Each one of us has had this come out of our mouths after putting hours, no...days, no...months into an important project. It has almost become a member of the family. All our intelligence and energy has gone into completing a set of tasks that we'd like to see result in something very beneficial.

Get into the business of establishing a church and you think and say this often. Not only regarding the project as a whole, but in the different activities and programs you throw yourself into in order to reach the goal of an established church work.

Contrary to the uninformed popular view of Christian workers, we do not spend hours and hours per day kneeling in prayer, mumbling away in a cloister. Nor do we spend the rest of the hours surrounded by Greek and Hebrew texts as well as libraries of works by ancient and modern theologians. We'd like to, but it doesn't work out that way. We do pour a lot of time into just visiting people, buying things, on the phone, and on the 'Net.
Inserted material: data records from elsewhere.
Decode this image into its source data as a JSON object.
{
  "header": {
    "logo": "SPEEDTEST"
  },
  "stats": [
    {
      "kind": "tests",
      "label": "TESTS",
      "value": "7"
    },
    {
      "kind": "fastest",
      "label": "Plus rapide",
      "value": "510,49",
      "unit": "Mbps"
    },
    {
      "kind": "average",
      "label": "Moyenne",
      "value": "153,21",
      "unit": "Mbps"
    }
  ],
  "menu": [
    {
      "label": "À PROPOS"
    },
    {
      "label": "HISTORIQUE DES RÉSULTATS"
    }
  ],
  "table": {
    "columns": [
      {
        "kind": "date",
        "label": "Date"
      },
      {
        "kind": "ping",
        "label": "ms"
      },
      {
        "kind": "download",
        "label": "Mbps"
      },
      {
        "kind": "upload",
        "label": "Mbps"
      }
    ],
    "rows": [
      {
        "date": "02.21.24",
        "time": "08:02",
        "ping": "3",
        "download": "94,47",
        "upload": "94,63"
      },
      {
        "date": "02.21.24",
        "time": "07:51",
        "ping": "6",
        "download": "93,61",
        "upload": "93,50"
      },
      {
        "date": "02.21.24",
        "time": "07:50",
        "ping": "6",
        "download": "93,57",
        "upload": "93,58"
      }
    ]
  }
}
Sometimes we're literally in the mud and mess of a building project.

We sit in meetings planning and strategizing, trying to come up with creative ideas that will be attractive, relevant and meaningful.

In the end, we wonder if it works. People start into a new study with gusto, and in the end lose interest after about 3 or 4 weeks. The sermons feel good to preach, and several people in the congregation sleep. The counselling sessions are intense and the couple wants to work things through. In the end they fight more furiously than before and you get blamed for it. Is something working at all?

Well, when we as leaders leave the pity party and actually evaluate things realistically, we see that, yes, things are working. But not according to our standards of success.

We see the most "unlikely" of characters stepping up as the most mature and capable members and leaders of the congregation. We see the "impossible" type come around and change completely as a person. We see the "totally lost little one" understand deep, complex themes. We notice that eventually the wall gets painted, the door gets fixed and the burned-out light bulbs get changed.

This is when we realize our standards are low: we want one thousand people in the congregation, 80 pastors and missionaries, an unending stream of people at our counselling door that walk in with problems and walk out an hour later with solutions. We want a big building with a huge, lit sign. But that's pretty shallow and weak.

What God wants is to touch us deeply through His powerful Bible and Holy Spirit. And through us, wants to touch others deeply. That's it. If we get a thousand people and a hundred missionaries and a one-block square campus, that's just some minor stuff that tags itself onto the work we do.

How are you doing? Is everything working? Like Larry Norman sang: "Why don't you look into Jesus? He's got the answer!" Looking to Him will help you see what really "works".